The UK’s world-leading insurance industry will be able to invest tens of billions of pounds more in long-term UK infrastructure and green projects under proposals published recently.

The consultation on reforms to the Solvency II regime capitalises on the UK’s post-Brexit freedoms to spur a vibrant, innovative and internationally competitive insurance industry.

It cuts EU red tape and unlocks investment, helping to create jobs while also maintaining a high level of protection for policy holders. The reforms will also help to increase access to market for new insurers and offer greater consumer choice.

The move is part of government commitment to go further and faster to capitalise on the benefits of Brexit.

Economic Secretary to the Treasury, John Glen said:  

“This consultation demonstrates our commitment to go further and faster to deliver the benefits of Brexit.

“Our reforms will unlock tens of billions of pounds of investment in the UK economy, spur innovation in the market while protecting policy holders – and will cement the UK’s position as a global hub for financial services.”

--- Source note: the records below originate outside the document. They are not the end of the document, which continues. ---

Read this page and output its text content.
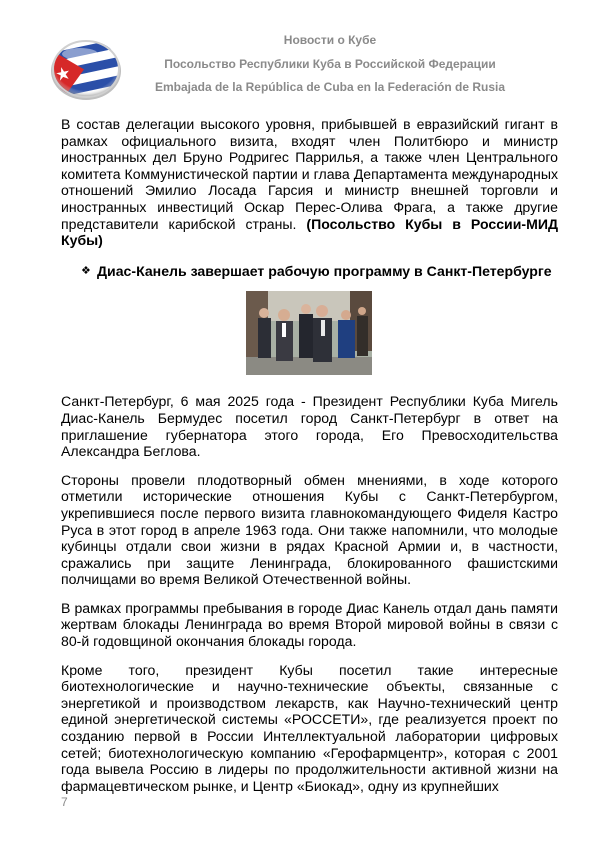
Новости о Кубе
Посольство Республики Куба в Российской Федерации
Embajada de la República de Cuba en la Federación de Rusia

В состав делегации высокого уровня, прибывшей в евразийский гигант в рамках официального визита, входят член Политбюро и министр иностранных дел Бруно Родригес Паррилья, а также член Центрального комитета Коммунистической партии и глава Департамента международных отношений Эмилио Лосада Гарсия и министр внешней торговли и иностранных инвестиций Оскар Перес-Олива Фрага, а также другие представители карибской страны. (Посольство Кубы в России-МИД Кубы)

❖ Диас-Канель завершает рабочую программу в Санкт-Петербурге

Санкт-Петербург, 6 мая 2025 года - Президент Республики Куба Мигель Диас-Канель Бермудес посетил город Санкт-Петербург в ответ на приглашение губернатора этого города, Его Превосходительства Александра Беглова.

Стороны провели плодотворный обмен мнениями, в ходе которого отметили исторические отношения Кубы с Санкт-Петербургом, укрепившиеся после первого визита главнокомандующего Фиделя Кастро Руса в этот город в апреле 1963 года. Они также напомнили, что молодые кубинцы отдали свои жизни в рядах Красной Армии и, в частности, сражались при защите Ленинграда, блокированного фашистскими полчищами во время Великой Отечественной войны.

В рамках программы пребывания в городе Диас Канель отдал дань памяти жертвам блокады Ленинграда во время Второй мировой войны в связи с 80-й годовщиной окончания блокады города.

Кроме того, президент Кубы посетил такие интересные биотехнологические и научно-технические объекты, связанные с энергетикой и производством лекарств, как Научно-технический центр единой энергетической системы «РОССЕТИ», где реализуется проект по созданию первой в России Интеллектуальной лаборатории цифровых сетей; биотехнологическую компанию «Герофармцентр», которая с 2001 года вывела Россию в лидеры по продолжительности активной жизни на фармацевтическом рынке, и Центр «Биокад», одну из крупнейших

7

The Economic Secretary announced the government’s intention to reform Solvency II legislation in a speech to the Association of British Insurers in February 2022, with a commitment to consult in April.

The consultation sets out detail on the reforms, including:

  • A substantial reduction in the risk margin for long-term life insurers, including a cut of around 60-70%, and consulting on the appropriate level for general insurers. This step will release capital on insurers balance sheet.
  • A more sensitive treatment of credit risk in the matching adjustment. The matching adjustment provides incentives for insurers to issue long-term life insurance products by ‘matching’ them against assets with similar characteristics, helping to increase the availability of this type of product on the UK market.
  • A significant increase in flexibility to allow insurers to invest in long-term assets such as infrastructure.
  • A meaningful reduction in the current reporting and administrative burden on firms, removing EU bureaucracy including by doubling the thresholds for the size of insurers before the Solvency II regime applies.
  • Deliver further reforms to EU derived legislation, which will increase access to the market for new insurers and offer greater consumer choice. For instance, the government will introduce a new mobilisation regime to encourage new insurers into the market to boost competition, drive growth and create jobs.

The proposals outlined form part of wider changes proposed by HM Treasury to the UK’s financial services regulatory framework, so that we maintain a coherent, agile, and internationally respected approach to financial services regulation that is right for the UK.

They are just one of the ways the government is capitalising on its post-Brexit freedoms, ensuring our regulations are tailored to the needs of the UK economy, rather than the needs of 28 countries across the EU.

The consultation will run for 12 weeks closing on 21 July. The government will then consider and publish a response to the consultation in due course. The PRA will also publish a consultation of their own at a later date.